Comebacks were popular that year. “Jump” and “Panama” were in
heavy constant rotation on MTV and Van Halen’s David Lee Roth could do no wrong. Tina Turner strutted her still-great legs in “What’s Love Got To Do With It” and even The Police resurfaced briefly before splitting.
1984 brought several new voices that sounded familiar. Yes resembled The Police; Rockwell was mistaken for Michael Jackson and so on. I won my very first album (yes, it was vinyl) off the radio that spring. Bruce Springsteen’s Born In The USA. I didn’t even like Springsteen, I just wanted an excuse to go to the radio station to pick up a prize. Back then my friends and I all convened nightly around the kitchen table listening to our favorite station, eating Middleswarth Bar B Q chips, flipping through magazines and gossiping. The goal was for us all to score a free album and within two weeks our goal was met.

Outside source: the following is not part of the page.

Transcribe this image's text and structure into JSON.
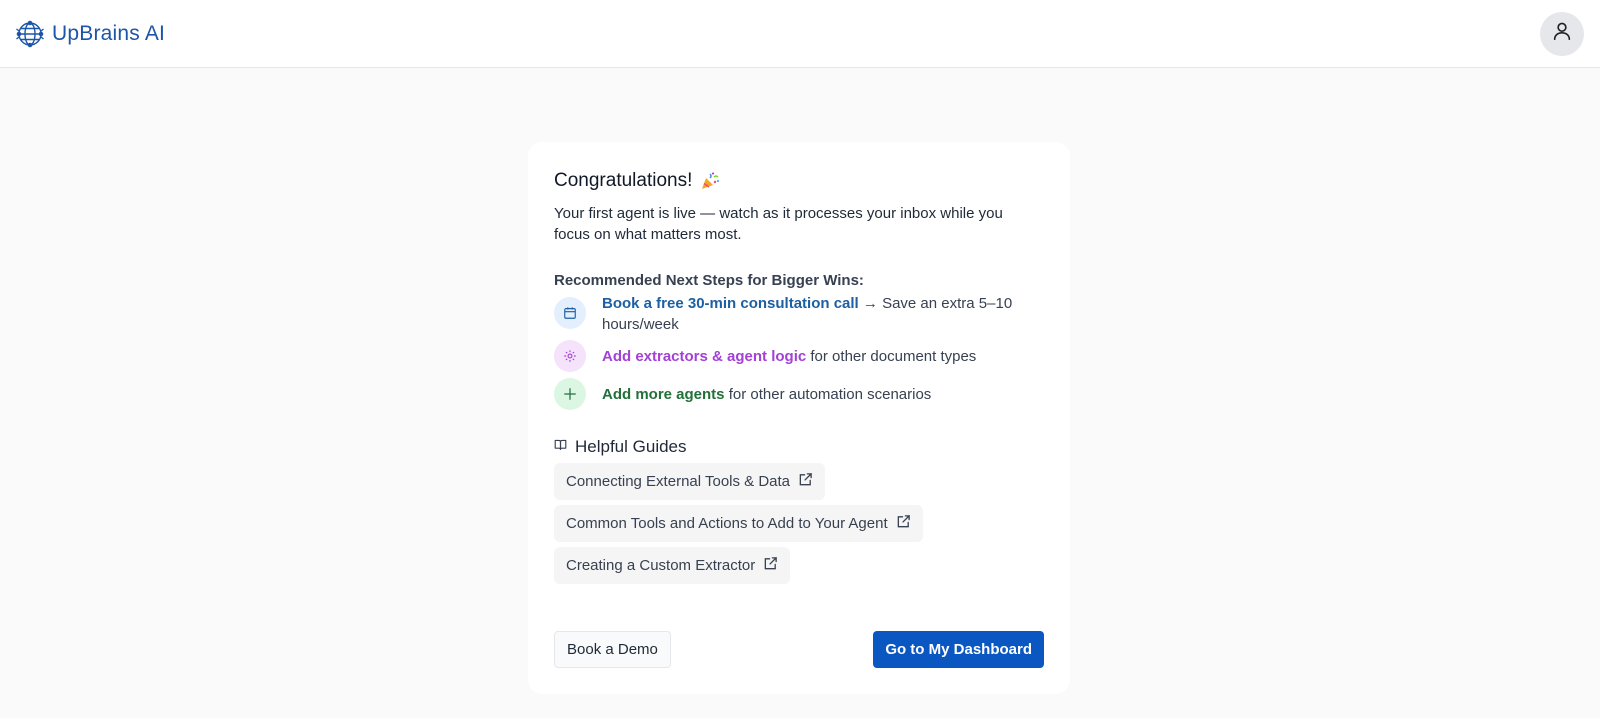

The summer was especially memorable. Cyndi Lauper provided the anthem of course, “Girls Just Wanna Have Fun” and Prince was the man. We practiced dorky cheerleading routines to “Let’s Go Crazy” and were mesmerized by the video, “When Doves Cry”. Madonna inspired trips to Brooks in the local mall to buy fluorescent clothes, belts, socks, and of course those jelly bracelets. Lots and lots of bracelets. I had to have painter pants like Bananarama wore and a big hair bow to match. We worshipped Duran Duran and fought over who was the cutest band member. I still lean towards Simon even 20 years later.
The year also gave us several really good one-hit-wonders. Ray Parker Jr. was all about ghostbusting, John Waite wasn’t missing anyone at all, The Romantics told me that I talk in my sleep and I felt a lot of “noize” whenever I blasted Quiet Riot.
Such simple memories triggered by music even to this day, but they’re guaranteed to make me smile every time I look back.